Re: Malware remover working with NVDA


Antony Stone
 

Please create a new thread for new questions - don't reply to an existing
topic and change the subject.

This matters greatly to people who uses threaded readers, because the new
question appears in the context of the old thread, when it had nothing to do
with that thread, and it does not show up as a new top-level start of a thread
as it should.

Thanks,


Antony.

On Sunday 07 January 2018 at 22:01:15, Pascal Lambert wrote:

Hi All,
Looking for a malware remover program that works well with NVDA that is
free or at a reasonable price. Any suggestion is greatly appreciated.
Blessings
Pascal

-----Original Message-----
From: nvda@nvda.groups.io [mailto:nvda@nvda.groups.io] On Behalf Of ???
Sent: Sunday, January 7, 2018 8:35 AM
To: nvda@nvda.groups.io
Subject: Re: [nvda] two suggestions about nvda on web


I agree your view.
If newer nvda or nvda-addon had a feature about make a tag by own on
graphic, for example, we will add a describe on graphic that is alt = ""
or no alt, the graphic should be show let us tag.

thank you for much
Logo Kuo from Taiwan

Rick 於 2018/1/7 下午 09:11 寫道:
There is a difference between the alt attribute not being present and
alt="" (null alt text) on a graphic. When the alt attribute is not
present, screen readers often default to speaking the filename of an
image. However, when alt="" is present, the image is ignored by screen
readers. This is by design. Alt="" is supposed to be used for images
that convey no content, but are decorative in nature. However, you bring
up a good point. It is impossible for screen reader users to navigate to
these graphics. Hence, if a screen reader user wanted to copy an image
with alt="" there would be no way to accomplish this. Perhaps NVDA could
provide an option to not ignore images with null alt text. Of course,
NVDA could only speak the filename of the graphic. If this option
existed, I would want to know if the image encountered would be one with
null alt text. I would assume the state of this option would be disabled
and that a user could enable it when desired.

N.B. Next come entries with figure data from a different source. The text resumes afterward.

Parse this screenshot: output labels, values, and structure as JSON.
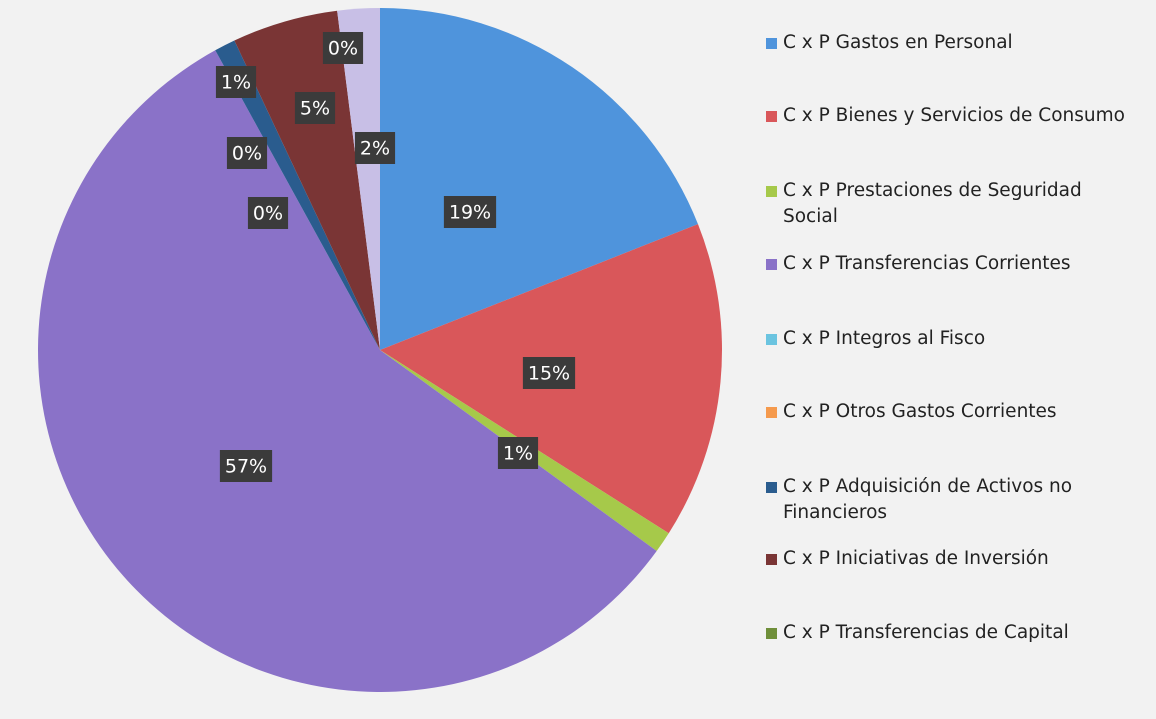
{
  "chart_data": {
    "type": "pie",
    "categories": [
      "C x P Gastos en Personal",
      "C x P Bienes y Servicios de Consumo",
      "C x P Prestaciones de Seguridad Social",
      "C x P Transferencias Corrientes",
      "C x P Integros al Fisco",
      "C x P Otros Gastos Corrientes",
      "C x P Adquisición de Activos no Financieros",
      "C x P Iniciativas de Inversión",
      "C x P Transferencias de Capital",
      null
    ],
    "values": [
      19,
      15,
      1,
      57,
      0,
      0,
      1,
      5,
      0,
      2
    ],
    "value_labels": [
      "19%",
      "15%",
      "1%",
      "57%",
      "0%",
      "0%",
      "1%",
      "5%",
      "0%",
      "2%"
    ],
    "colors": [
      "#4f94dc",
      "#d9575a",
      "#a6c94a",
      "#8a72c8",
      "#6bc4e0",
      "#f59a4d",
      "#2a5c8e",
      "#7a3535",
      "#6f8f3a",
      "#c8bfe6"
    ]
  }
}
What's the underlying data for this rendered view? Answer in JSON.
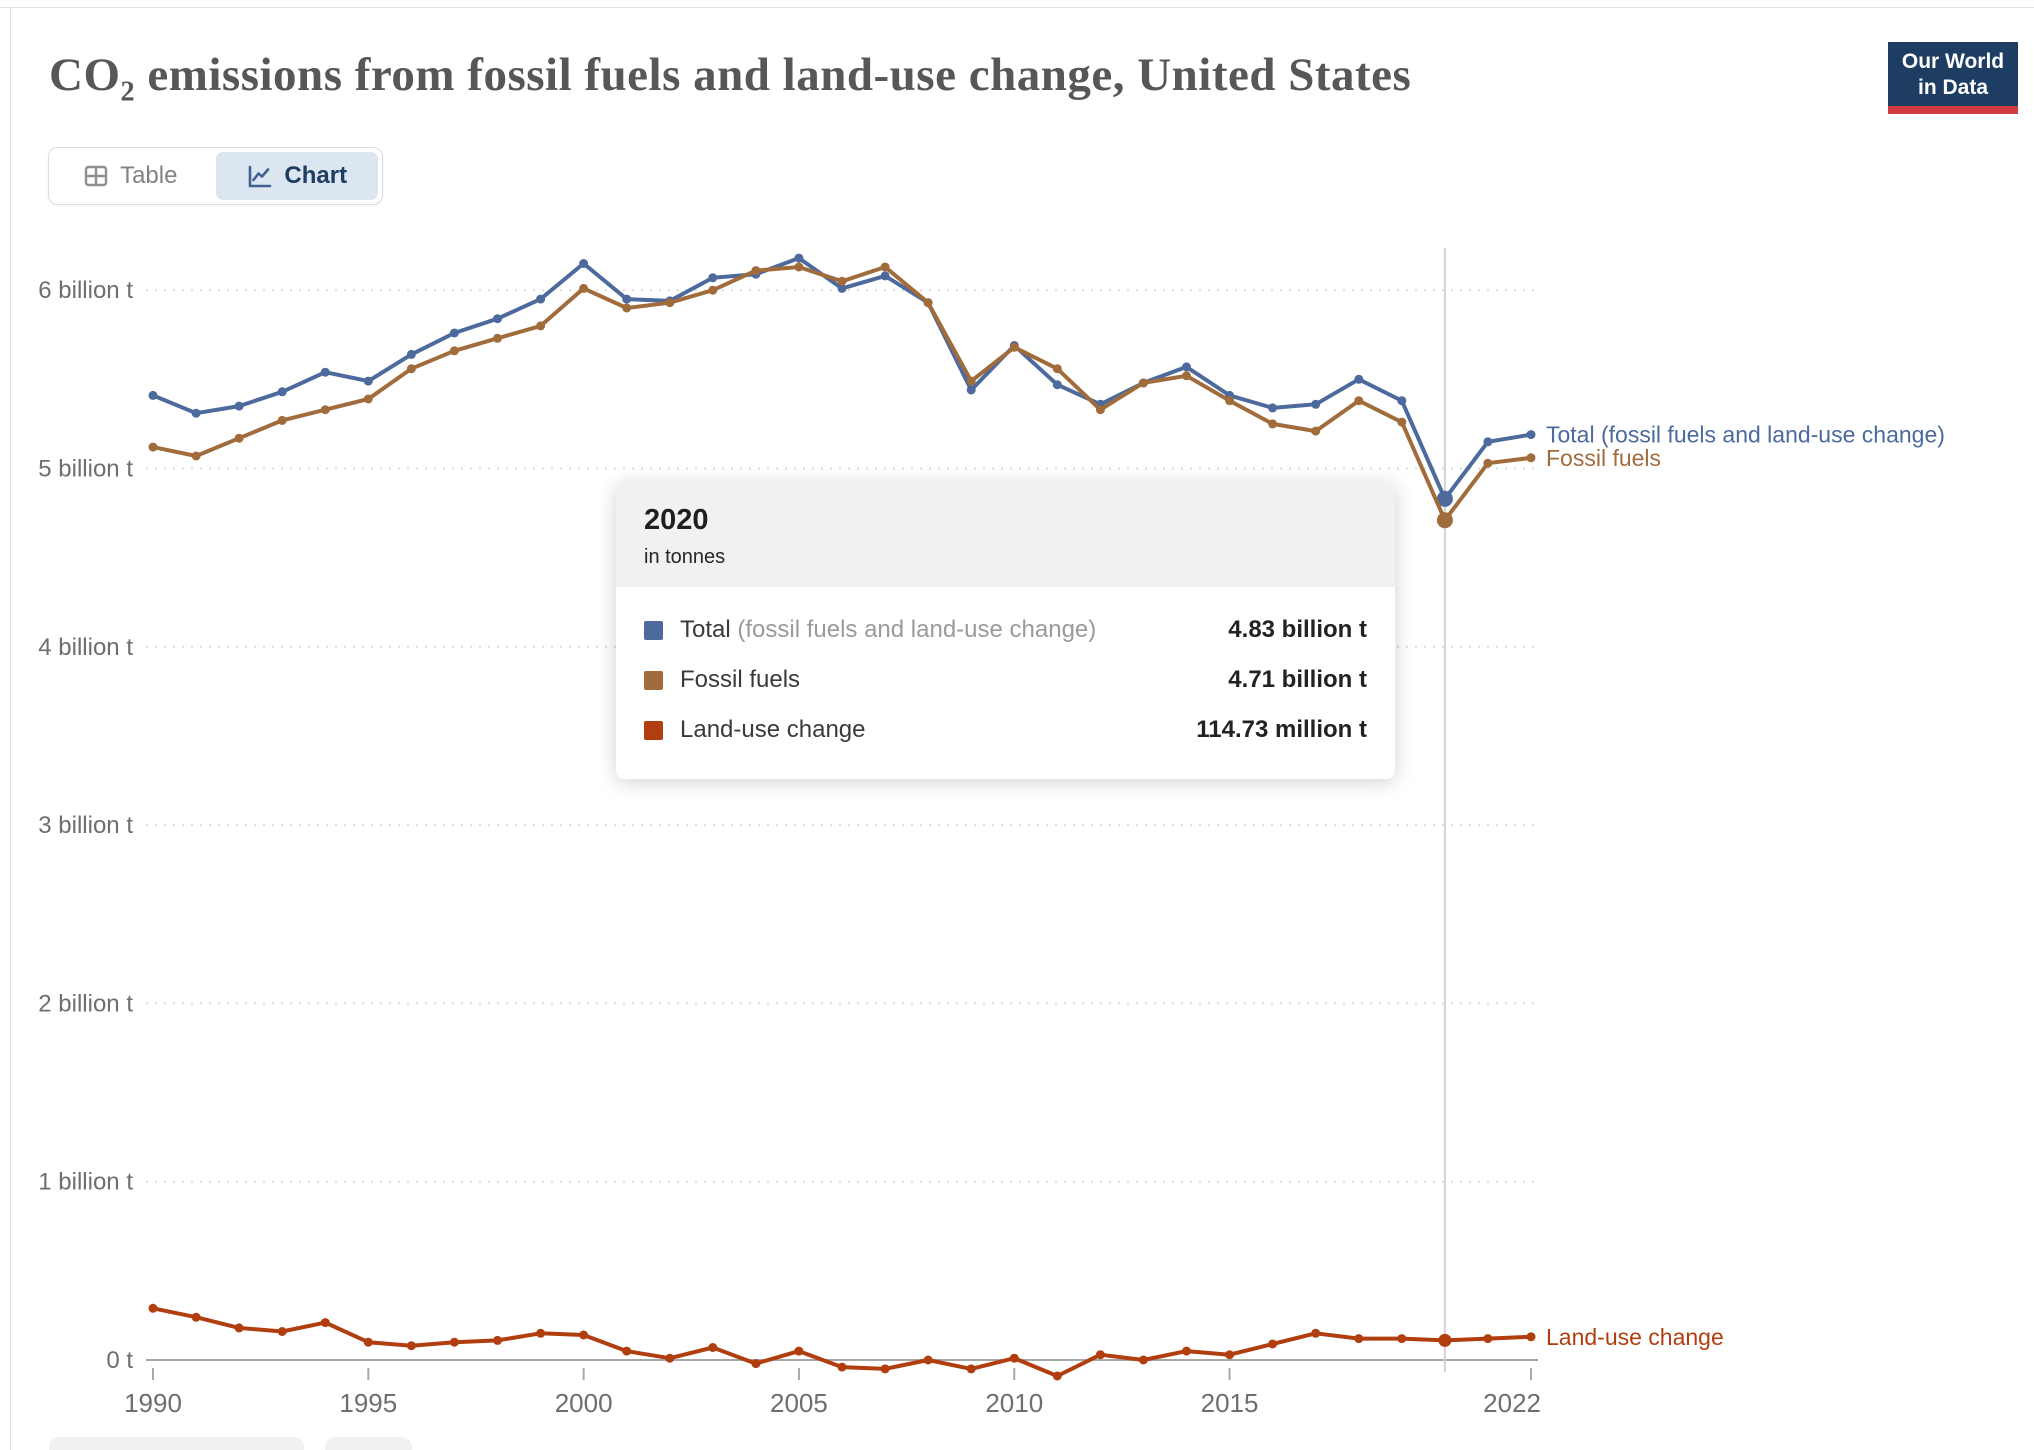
{
  "header": {
    "title_prefix": "CO",
    "title_sub": "2",
    "title_rest": " emissions from fossil fuels and land-use change, United States",
    "logo": {
      "line1": "Our World",
      "line2": "in Data",
      "bg_color": "#1d3d63",
      "bar_color": "#ce3a3f"
    }
  },
  "toolbar": {
    "table_label": "Table",
    "chart_label": "Chart",
    "active_tab": "Chart",
    "active_color": "#1d3d63"
  },
  "chart_data": {
    "type": "line",
    "title": "CO2 emissions from fossil fuels and land-use change, United States",
    "unit": "tonnes",
    "grid": true,
    "ylim": [
      0,
      6.5
    ],
    "x": [
      1990,
      1991,
      1992,
      1993,
      1994,
      1995,
      1996,
      1997,
      1998,
      1999,
      2000,
      2001,
      2002,
      2003,
      2004,
      2005,
      2006,
      2007,
      2008,
      2009,
      2010,
      2011,
      2012,
      2013,
      2014,
      2015,
      2016,
      2017,
      2018,
      2019,
      2020,
      2021,
      2022
    ],
    "x_ticks": [
      1990,
      1995,
      2000,
      2005,
      2010,
      2015,
      2022
    ],
    "y_ticks": [
      {
        "value": 0,
        "label": "0 t"
      },
      {
        "value": 1,
        "label": "1 billion t"
      },
      {
        "value": 2,
        "label": "2 billion t"
      },
      {
        "value": 3,
        "label": "3 billion t"
      },
      {
        "value": 4,
        "label": "4 billion t"
      },
      {
        "value": 5,
        "label": "5 billion t"
      },
      {
        "value": 6,
        "label": "6 billion t"
      }
    ],
    "highlight_year": 2020,
    "series": [
      {
        "name": "Total (fossil fuels and land-use change)",
        "color": "#4c6a9c",
        "values": [
          5.41,
          5.31,
          5.35,
          5.43,
          5.54,
          5.49,
          5.64,
          5.76,
          5.84,
          5.95,
          6.15,
          5.95,
          5.94,
          6.07,
          6.09,
          6.18,
          6.01,
          6.08,
          5.93,
          5.44,
          5.69,
          5.47,
          5.36,
          5.48,
          5.57,
          5.41,
          5.34,
          5.36,
          5.5,
          5.38,
          4.83,
          5.15,
          5.19
        ]
      },
      {
        "name": "Fossil fuels",
        "color": "#a16c3c",
        "values": [
          5.12,
          5.07,
          5.17,
          5.27,
          5.33,
          5.39,
          5.56,
          5.66,
          5.73,
          5.8,
          6.01,
          5.9,
          5.93,
          6.0,
          6.11,
          6.13,
          6.05,
          6.13,
          5.93,
          5.49,
          5.68,
          5.56,
          5.33,
          5.48,
          5.52,
          5.38,
          5.25,
          5.21,
          5.38,
          5.26,
          4.71,
          5.03,
          5.06
        ]
      },
      {
        "name": "Land-use change",
        "color": "#b13e0e",
        "values": [
          0.29,
          0.24,
          0.18,
          0.16,
          0.21,
          0.1,
          0.08,
          0.1,
          0.11,
          0.15,
          0.14,
          0.05,
          0.01,
          0.07,
          -0.02,
          0.05,
          -0.04,
          -0.05,
          0.0,
          -0.05,
          0.01,
          -0.09,
          0.03,
          0.0,
          0.05,
          0.03,
          0.09,
          0.15,
          0.12,
          0.12,
          0.11,
          0.12,
          0.13
        ]
      }
    ]
  },
  "tooltip": {
    "year": "2020",
    "subtitle": "in tonnes",
    "rows": [
      {
        "label": "Total",
        "label_note": "(fossil fuels and land-use change)",
        "value": "4.83 billion t",
        "color": "#4c6a9c"
      },
      {
        "label": "Fossil fuels",
        "label_note": "",
        "value": "4.71 billion t",
        "color": "#a16c3c"
      },
      {
        "label": "Land-use change",
        "label_note": "",
        "value": "114.73 million t",
        "color": "#b13e0e"
      }
    ]
  }
}
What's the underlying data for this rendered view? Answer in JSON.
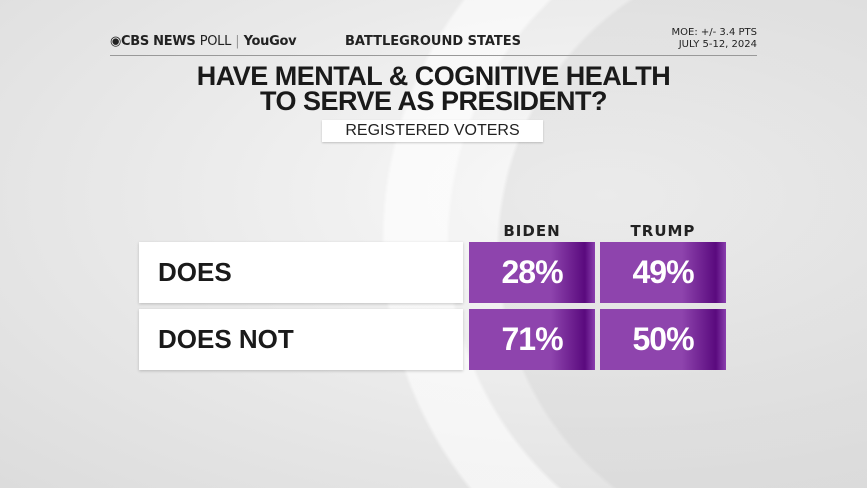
{
  "header": {
    "brand": "CBS NEWS",
    "brand_suffix": "POLL",
    "partner": "YouGov",
    "section": "BATTLEGROUND STATES",
    "moe": "MOE: +/- 3.4 PTS",
    "dates": "JULY 5-12, 2024"
  },
  "chart_data": {
    "type": "table",
    "title_line1": "HAVE MENTAL & COGNITIVE HEALTH",
    "title_line2": "TO SERVE AS PRESIDENT?",
    "subtitle": "REGISTERED VOTERS",
    "columns": [
      "BIDEN",
      "TRUMP"
    ],
    "rows": [
      {
        "label": "DOES",
        "values": [
          "28%",
          "49%"
        ]
      },
      {
        "label": "DOES NOT",
        "values": [
          "71%",
          "50%"
        ]
      }
    ],
    "colors": {
      "cell": "#8e44ad",
      "cell_dark": "#5a0a7e"
    }
  }
}
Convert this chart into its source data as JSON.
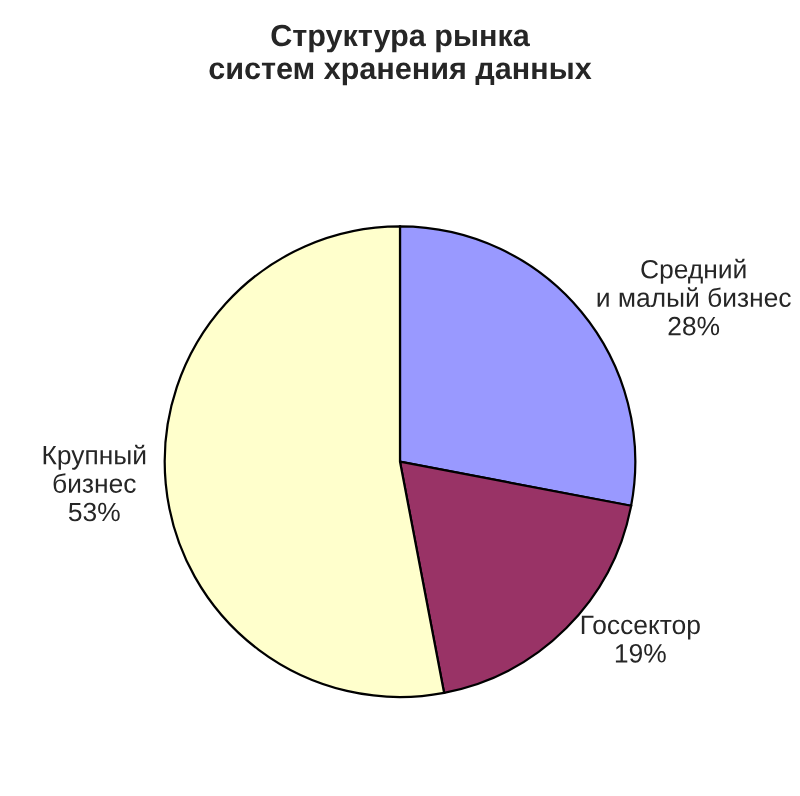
{
  "chart_data": {
    "type": "pie",
    "title": "Структура рынка\nсистем хранения данных",
    "categories": [
      "Средний\nи малый бизнес",
      "Госсектор",
      "Крупный\nбизнес"
    ],
    "values": [
      28,
      19,
      53
    ],
    "colors": [
      "#9999ff",
      "#993366",
      "#ffffcc"
    ],
    "value_labels": [
      "28%",
      "19%",
      "53%"
    ]
  }
}
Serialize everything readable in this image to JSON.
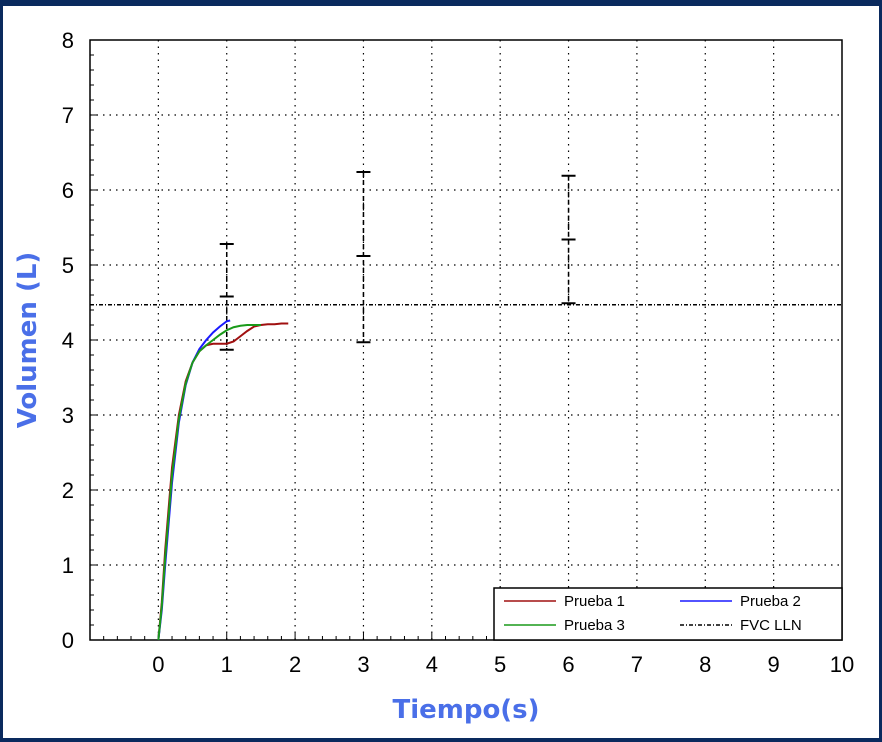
{
  "chart_data": {
    "type": "line",
    "title": "",
    "xlabel": "Tiempo(s)",
    "ylabel": "Volumen (L)",
    "xlim": [
      -1,
      10
    ],
    "ylim": [
      0,
      8
    ],
    "x_ticks": [
      "0",
      "1",
      "2",
      "3",
      "4",
      "5",
      "6",
      "7",
      "8",
      "9",
      "10"
    ],
    "y_ticks": [
      "0",
      "1",
      "2",
      "3",
      "4",
      "5",
      "6",
      "7",
      "8"
    ],
    "grid": true,
    "legend_position": "bottom-right",
    "series": [
      {
        "name": "Prueba 1",
        "color": "#a01010",
        "x": [
          0,
          0.05,
          0.1,
          0.2,
          0.3,
          0.4,
          0.5,
          0.6,
          0.7,
          0.8,
          0.9,
          1.0,
          1.1,
          1.2,
          1.3,
          1.4,
          1.5,
          1.6,
          1.7,
          1.8,
          1.9
        ],
        "y": [
          0,
          0.5,
          1.2,
          2.3,
          3.0,
          3.45,
          3.7,
          3.85,
          3.93,
          3.95,
          3.95,
          3.95,
          3.98,
          4.05,
          4.12,
          4.18,
          4.2,
          4.21,
          4.21,
          4.22,
          4.22
        ]
      },
      {
        "name": "Prueba 2",
        "color": "#1a1aff",
        "x": [
          0,
          0.05,
          0.1,
          0.2,
          0.3,
          0.4,
          0.5,
          0.6,
          0.7,
          0.8,
          0.9,
          1.0,
          1.05
        ],
        "y": [
          0,
          0.4,
          1.0,
          2.1,
          2.9,
          3.4,
          3.7,
          3.88,
          4.0,
          4.1,
          4.18,
          4.25,
          4.26
        ]
      },
      {
        "name": "Prueba 3",
        "color": "#1a9a1a",
        "x": [
          0,
          0.05,
          0.1,
          0.2,
          0.3,
          0.4,
          0.5,
          0.6,
          0.7,
          0.8,
          0.9,
          1.0,
          1.1,
          1.2,
          1.3,
          1.4,
          1.5
        ],
        "y": [
          0,
          0.45,
          1.1,
          2.2,
          2.95,
          3.42,
          3.7,
          3.85,
          3.93,
          4.0,
          4.07,
          4.13,
          4.17,
          4.19,
          4.2,
          4.2,
          4.2
        ]
      },
      {
        "name": "FVC LLN",
        "color": "#000000",
        "dashed": true,
        "x": [
          -1,
          10
        ],
        "y": [
          4.47,
          4.47
        ]
      }
    ],
    "error_bars": [
      {
        "x": 1,
        "y": 4.58,
        "low": 3.87,
        "high": 5.28
      },
      {
        "x": 3,
        "y": 5.12,
        "low": 3.97,
        "high": 6.24
      },
      {
        "x": 6,
        "y": 5.34,
        "low": 4.49,
        "high": 6.19
      }
    ]
  }
}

Regarding collapsed vs expanded. Visually, when a section can be expanded
(hence, it is collapsed) a plus sign is displayed. Visually, a user
could click on the plus sign to expand the section or menu. Also, when a
section is expanded, a minus sign is displayed allowing a user to click
on the minus sign to collapse the tree. This is why your braille display
displays the way it does. The plus and minus characters do not indicate
the state of the tree or menu, but the action that can be taken.

Rick
--
"If I've told you once, I've told you a million times - stop exaggerating!"